Um genügend High Potentials ans Unternehmen binden zu können, reicht es längst nicht mehr aus, Stellenanzeigen zu schalten und abzuwarten. Unternehmen setzen parallel dazu verstärkt auf Active Sourcing: Die Ansprache und Bindung interessanter Kandidaten bereits vor ihrer möglichen Bewerbung beim eigenen Unternehmen. Ideal dafür sind Job– oder Fachmessen.

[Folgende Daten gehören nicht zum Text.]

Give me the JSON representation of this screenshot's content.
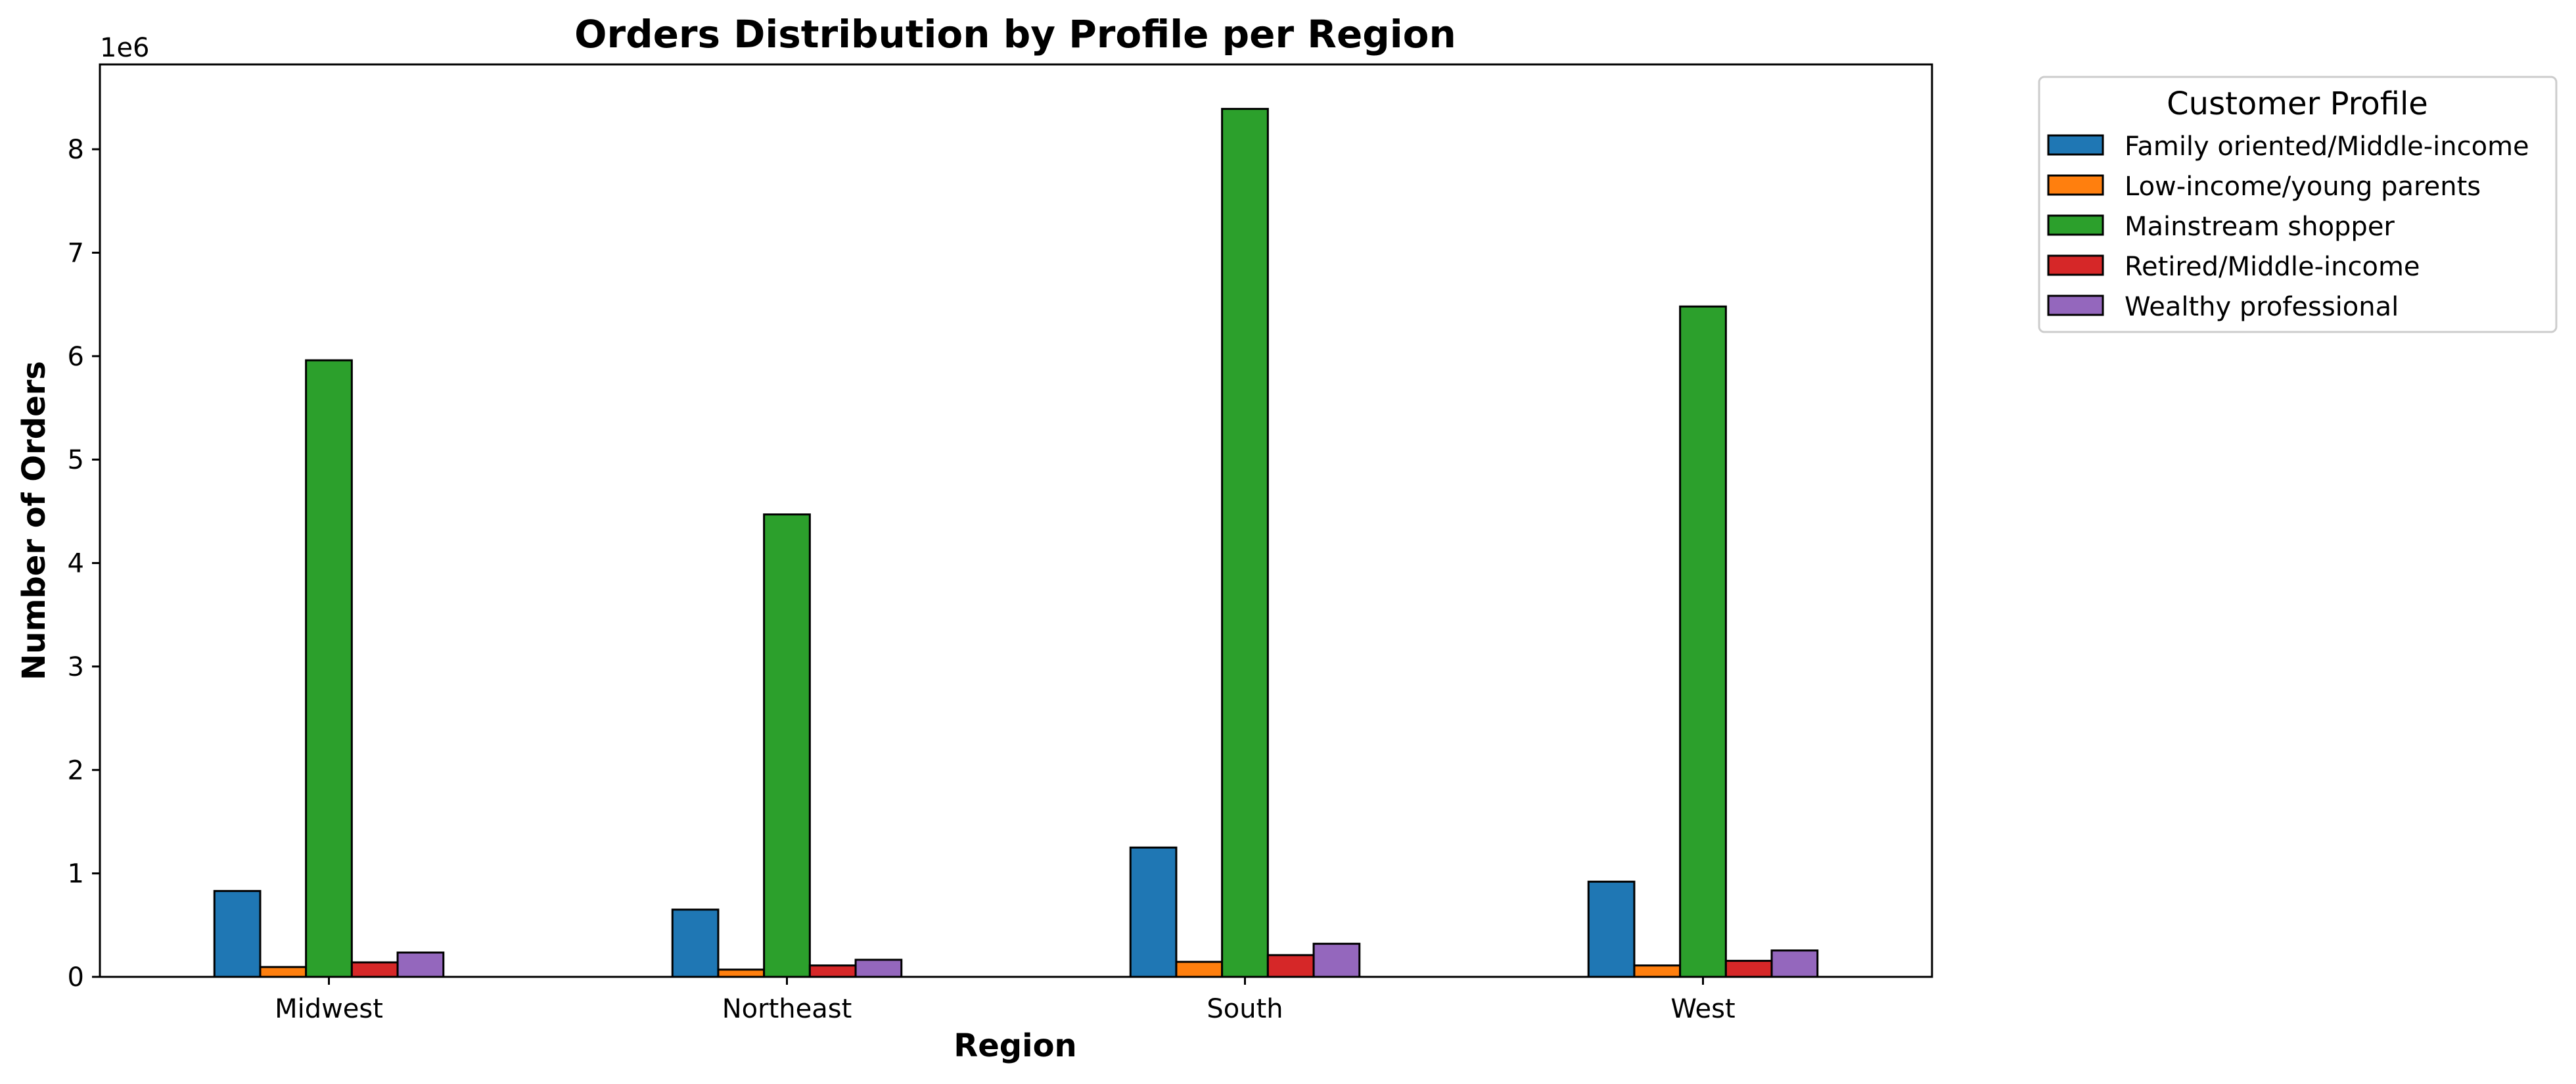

Hier kommen Firmenvertreter mit potenziell wechselwilligen Professionals oder frisch gebackenen Hochschulabsolventen direkt in Kontakt und können für sich werben. Insofern verwundert die Aussage von Scheuenbrand nicht: „Selbstverständlich würde ich mich freuen, für möglichst viele unserer vakanten Positionen geeignete Bewerber zu finden.“

Fachkräftemangel hat die ITK-Branche fest im Griff

Allein in der Informations- und Telekommunikationstechnologie (ITK) fehlen mehr als 38.000 Fachkräfte, meldet der Branchenverband Bitkom. Branchenübergreifend erwarten viele Unternehmen im Jahr 2013 ein Drittel der offenen Stellen nur schwer besetzen zu können. Im IT-Sektor liegt diese Quote sogar noch um ein Dreifaches höher. Das belegt die Studie „Recruiting Trends“, die das Karriereportal Monster jährlich in Zusammenarbeit mit dem Centre of Human Resources Information Systems (CHRIS) der Universitäten Bamberg und Frankfurt  veröffentlicht.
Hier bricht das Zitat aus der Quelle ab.